Advanced Taijiquan is a product of a perfected state of mind and body that expresses the perfect Taijiquan technique – but which is no longer ‘limited’ to the practice of the physical Taijiquan Form - which naturally manifests every moment of everyday, whether formally training, lying in bed, going to the toilet, meditating, making love or carrying-out your work! As many of you reading this either have a low opinion of Taijiquan or believe Taijiquan cannot be used for combat (viewpoints that are a product of a lack of direct cultural knowledge), the manner in which Taijiquan technique is used on a kick-bag is simple and straightforward.

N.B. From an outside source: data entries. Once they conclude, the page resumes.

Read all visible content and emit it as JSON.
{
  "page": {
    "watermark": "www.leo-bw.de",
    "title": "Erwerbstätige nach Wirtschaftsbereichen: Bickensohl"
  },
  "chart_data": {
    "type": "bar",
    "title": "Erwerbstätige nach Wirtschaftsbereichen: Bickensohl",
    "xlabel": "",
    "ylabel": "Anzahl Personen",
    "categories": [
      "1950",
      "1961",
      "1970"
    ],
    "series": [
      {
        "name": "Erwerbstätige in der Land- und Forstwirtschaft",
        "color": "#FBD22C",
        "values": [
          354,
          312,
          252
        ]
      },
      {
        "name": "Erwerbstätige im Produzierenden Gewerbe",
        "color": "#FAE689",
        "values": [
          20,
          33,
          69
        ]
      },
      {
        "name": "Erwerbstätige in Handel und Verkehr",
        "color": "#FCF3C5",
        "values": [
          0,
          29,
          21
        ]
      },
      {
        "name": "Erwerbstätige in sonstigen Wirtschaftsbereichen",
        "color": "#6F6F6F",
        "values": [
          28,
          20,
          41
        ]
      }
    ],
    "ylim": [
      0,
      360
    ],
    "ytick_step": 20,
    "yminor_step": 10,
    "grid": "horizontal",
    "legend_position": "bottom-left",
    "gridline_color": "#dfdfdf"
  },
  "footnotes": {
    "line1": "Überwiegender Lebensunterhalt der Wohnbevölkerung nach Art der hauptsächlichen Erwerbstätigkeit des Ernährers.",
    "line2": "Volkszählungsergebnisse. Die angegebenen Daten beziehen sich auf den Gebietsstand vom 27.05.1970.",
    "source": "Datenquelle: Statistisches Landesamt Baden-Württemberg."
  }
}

Advanced Taijiquan expresses the entire ‘bodyweight’ through any part of the body without any undue effort. Just as the bodyweight ‘drops’ into the ground through the aligned bone-structure – a re-bounding force naturally rises up continuously and without a break in the circuit. This remains true just as long as a practitioner is stood within a strong gravitational field. I start a suitable distance from the kick-bag and carry-out a mini-form set of co-ordinated movements that brings my body nearer the kick-bag and sets-up the power-technique! Today, I started with the left leg forward and threw on the spot a left-lead punch, right-reverse punch and left-lead punch. Weight shifted back onto the reverse right-leg (with bent left-leg forward in ‘cat stance’) and I throw a front-snap kick – landing forward on my properly placed left-foot and bringing the weight onto the left-leg. The power-shot is the reverse right roundhouse-kick – which swings through the air and impacts the bag with considerable and unhindered power! The process is repeated on the other side of the body and I repeat this for three-minutes.
Any combination of techniques can be used that test the ‘smoothness’ of Taijiquan technique on the one-side – and the unbroken (and considerable) power on the other. Obviously, being ‘rooted’ is important as is continuously changing sides so that left and right are properly trained and tested (as true combat is unpredictable unlike fighting with rules during sporting encounters). The mind should be calm, still, aware and all-embracing so that it is ‘reflective’ of all phenomena (like a mirror). The Buddhist Surangama Sutra explains this principle, as do various Daoist texts such as the Laozi and Zhuangzi, etc, and the ‘Book of Changes’ (Yijing). Not everyone is trained to this depth of Taijiquan attainment, and not everyone wants to be trained to this degree – but it is an option with the proper training and instruction.
Shifu Adrian Chan-Wyles (b. 1967) - Lineage (Generational) Inheritor of the Ch'an Dao Hakka Gongfu System.